Éditorial

Le fait que Fouad Ali El Himma esquisse un pas vers la sortie du PAM devrait conférer, objectivement, plus de responsabilités à tous ceux qui se réclament de ce parti. Depuis la création de ce parti politique en 2008, ses leaders ne cessaient de clamer l’autonomie de leur démarche, la sincérité de leur engagement, et la pertinence de leur stratégie. Le retrait, surtout progressif, de Fouad Ali El Himma ne devrait, en conséquence, pas impacter la vie de cette formation politique à laquelle —compte tenu des liens amicaux de longue date qui lient son fondateur au Souverain — de nombreux  adversaires prêtent les pires intentions hégémoniques. Or, depuis le discours royal du 9 mars 2011 qui a donné de réelles perspectives de changement institutionnel au pays les choses ont changé. Beaucoup, même. Pas pour les partis politiques, dont le PAM fait légitimement partie, qui sont toujours invités à encadrer la population, à être davantage créatifs, à avoir une démocratie interne plus conséquente et une élite plus crédible. Non, le changement va toucher certainement le rôle, l’image ou le positionnement  de certaines personnalités proches du Roi dans le futur jeu institutionnel tel qu’il sera «coagulé» par la prochaine Constitution. Ces personnalités devront choisir entre une activité publique, et les charges qui vont avec, réglée par les techniques de la démocratie : engagement partisan, élection, responsabilité, etc.

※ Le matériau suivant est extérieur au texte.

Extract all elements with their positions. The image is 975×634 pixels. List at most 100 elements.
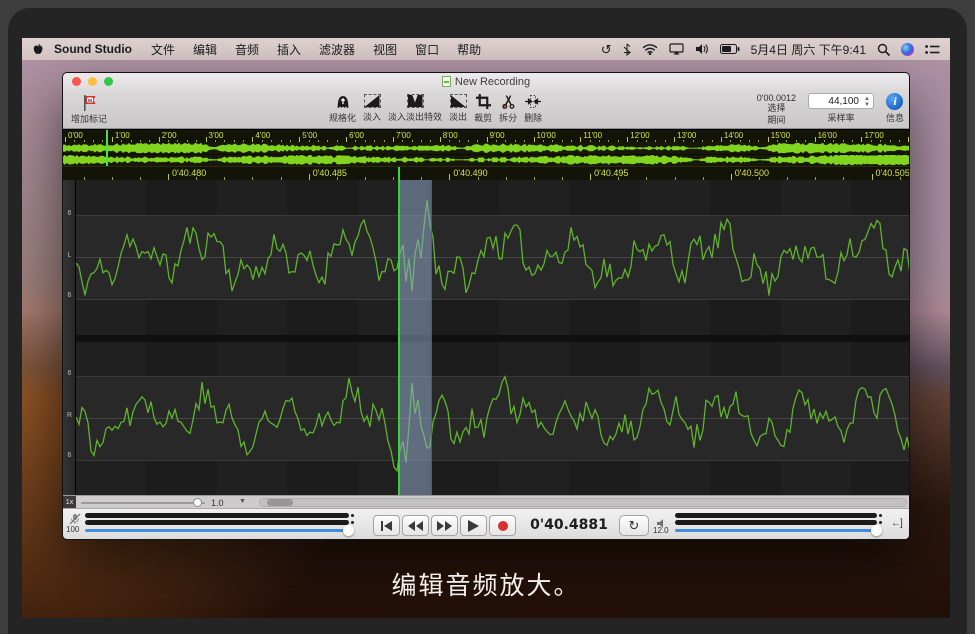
caption-text: 编辑音频放大。 (22, 566, 950, 602)
transport-buttons (373, 515, 516, 536)
overview-ruler-label: 1'00 (115, 131, 130, 140)
overview-ruler-label: 15'00 (771, 131, 790, 140)
sample-rate-value[interactable]: 44,100 ▲▼ (808, 93, 874, 109)
play-button[interactable] (460, 515, 487, 536)
overview-channel-divider (63, 154, 909, 155)
input-volume-thumb[interactable] (343, 525, 354, 536)
zoom-row: 1x 1.0 ▼ (63, 495, 909, 508)
channel-waveforms-svg (76, 180, 909, 495)
delete-label: 删除 (524, 111, 542, 124)
overview-ruler[interactable]: 0'001'002'003'004'005'006'007'008'009'00… (63, 129, 909, 142)
wifi-icon[interactable] (642, 43, 658, 55)
desktop: Sound Studio 文件 编辑 音频 插入 滤波器 视图 窗口 帮助 ↺ (22, 38, 950, 618)
overview-ruler-label: 13'00 (677, 131, 696, 140)
menu-item-filter[interactable]: 滤波器 (319, 41, 355, 58)
apple-menu-icon[interactable] (32, 42, 44, 56)
input-meter-left (85, 513, 349, 518)
menu-item-view[interactable]: 视图 (373, 41, 397, 58)
selection-region[interactable] (398, 180, 432, 495)
fade-out-button[interactable]: 淡出 (449, 94, 467, 124)
fade-in-icon (364, 94, 381, 108)
zoom-button[interactable] (104, 77, 113, 86)
transport-bar: 100 (63, 508, 909, 540)
fade-in-button[interactable]: 淡入 (363, 94, 381, 124)
right-channel-label: R (63, 412, 76, 419)
selection-duration-display: 0'00.0012 选择 期间 (757, 93, 796, 126)
siri-icon[interactable] (901, 43, 914, 56)
overview-ruler-label: 7'00 (396, 131, 411, 140)
fast-forward-button[interactable] (431, 515, 458, 536)
fade-in-out-icon (407, 94, 424, 108)
go-to-start-button[interactable] (373, 515, 400, 536)
horizontal-scrollbar[interactable] (259, 498, 907, 507)
menu-item-insert[interactable]: 插入 (277, 41, 301, 58)
minimize-button[interactable] (88, 77, 97, 86)
stepper-icon[interactable]: ▲▼ (864, 96, 870, 108)
output-volume-slider[interactable] (675, 529, 877, 532)
zoom-slider-track[interactable] (81, 502, 205, 504)
overview-ruler-label: 14'00 (724, 131, 743, 140)
output-volume-value: 12.0 (653, 526, 669, 535)
menu-item-help[interactable]: 帮助 (457, 41, 481, 58)
input-meters (85, 513, 349, 532)
split-button[interactable]: 拆分 (499, 94, 517, 124)
delete-button[interactable]: 删除 (524, 94, 542, 124)
info-button[interactable]: i 信息 (886, 93, 904, 124)
menu-item-file[interactable]: 文件 (151, 41, 175, 58)
input-volume-slider[interactable] (85, 529, 349, 532)
notification-center-icon[interactable] (925, 44, 940, 55)
document-proxy-icon[interactable] (442, 76, 451, 87)
horizontal-scrollbar-thumb[interactable] (267, 499, 293, 506)
overview-playhead[interactable] (106, 130, 108, 166)
selection-duration-value: 0'00.0012 (757, 93, 796, 103)
rewind-button[interactable] (402, 515, 429, 536)
title-bar[interactable]: New Recording (63, 73, 909, 90)
info-label: 信息 (886, 111, 904, 124)
edit-area: 6 L 6 6 R 6 (63, 180, 909, 495)
info-icon: i (886, 93, 903, 110)
zoom-ruler-label: 0'40.480 (172, 168, 206, 178)
bluetooth-icon[interactable] (623, 43, 631, 56)
zoom-value-chevron-icon[interactable]: ▼ (239, 498, 246, 505)
zoom-ruler[interactable]: 0'40.4800'40.4850'40.4900'40.4950'40.500… (63, 166, 909, 180)
split-label: 拆分 (499, 111, 517, 124)
battery-icon[interactable] (720, 44, 740, 54)
waveform-zone[interactable] (76, 180, 909, 495)
crop-icon (476, 94, 491, 109)
record-button[interactable] (489, 515, 516, 536)
menu-item-edit[interactable]: 编辑 (193, 41, 217, 58)
channel-gutter: 6 L 6 6 R 6 (63, 180, 76, 495)
overview-ruler-label: 0'00 (68, 131, 83, 140)
time-machine-icon[interactable]: ↺ (601, 43, 612, 56)
overview-ruler-label: 3'00 (209, 131, 224, 140)
left-bottom-db-label: 6 (63, 292, 76, 299)
svg-text:M: M (88, 98, 92, 103)
zoom-slider-thumb[interactable] (193, 498, 202, 507)
marker-flag-icon: M (80, 94, 98, 112)
add-marker-button[interactable]: M 增加标记 (71, 94, 107, 125)
zoom-value[interactable]: 1.0 (211, 498, 224, 508)
spotlight-icon[interactable] (877, 43, 890, 56)
normalize-icon (335, 94, 351, 109)
crop-button[interactable]: 裁剪 (474, 94, 492, 124)
fade-in-out-label: 淡入淡出特效 (388, 110, 442, 123)
normalize-button[interactable]: 规格化 (329, 94, 356, 124)
zoom-ruler-label: 0'40.500 (735, 168, 769, 178)
menu-bar-clock[interactable]: 5月4日 周六 下午9:41 (751, 41, 866, 58)
fade-in-out-button[interactable]: 淡入淡出特效 (388, 94, 442, 124)
zoom-ruler-label: 0'40.495 (594, 168, 628, 178)
scissors-icon (501, 94, 516, 109)
output-volume-thumb[interactable] (871, 525, 882, 536)
app-menu-title[interactable]: Sound Studio (54, 42, 132, 56)
close-button[interactable] (72, 77, 81, 86)
jump-to-selection-icon[interactable]: ←] (891, 518, 902, 529)
volume-icon[interactable] (695, 43, 709, 55)
sample-rate-text: 44,100 (828, 96, 859, 107)
overview-waveform[interactable] (63, 142, 909, 166)
output-meter-right (675, 520, 877, 525)
menu-item-window[interactable]: 窗口 (415, 41, 439, 58)
airplay-icon[interactable] (669, 43, 684, 55)
menu-item-audio[interactable]: 音频 (235, 41, 259, 58)
sample-rate-control[interactable]: 44,100 ▲▼ 采样率 (808, 93, 874, 124)
loop-button[interactable]: ↻ (619, 515, 649, 536)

Ou une utilité, une expertise ou un apport dans le cercle, ou le périmètre, royal, avec tout ce que cela supposera à l’avenir d’impartialité quand la séparation constitutionnelle  des pouvoirs prendra une réalité juridique tangible et concrète. Dans le cas de Fouad Ali El Himma, particulièrement, cette seconde option serait une excellente chose tellement il maîtrise cette fonction et il sait — comme il a su le faire par le passé — la mettre au service du Roi et de la nation. Les orphelins  de Fouad Ali El Himma, les leaders du PAM ancienne version, devront à l’évidence apprendre à vivre sans lui et démontrer, enfin, qu’ils sont capables de faire vivre un parti émancipé et nourrir pour le pays de grandes ambitions à un moment, justement, où la politique dans son sens noble devrait normalement retrouver ses droits.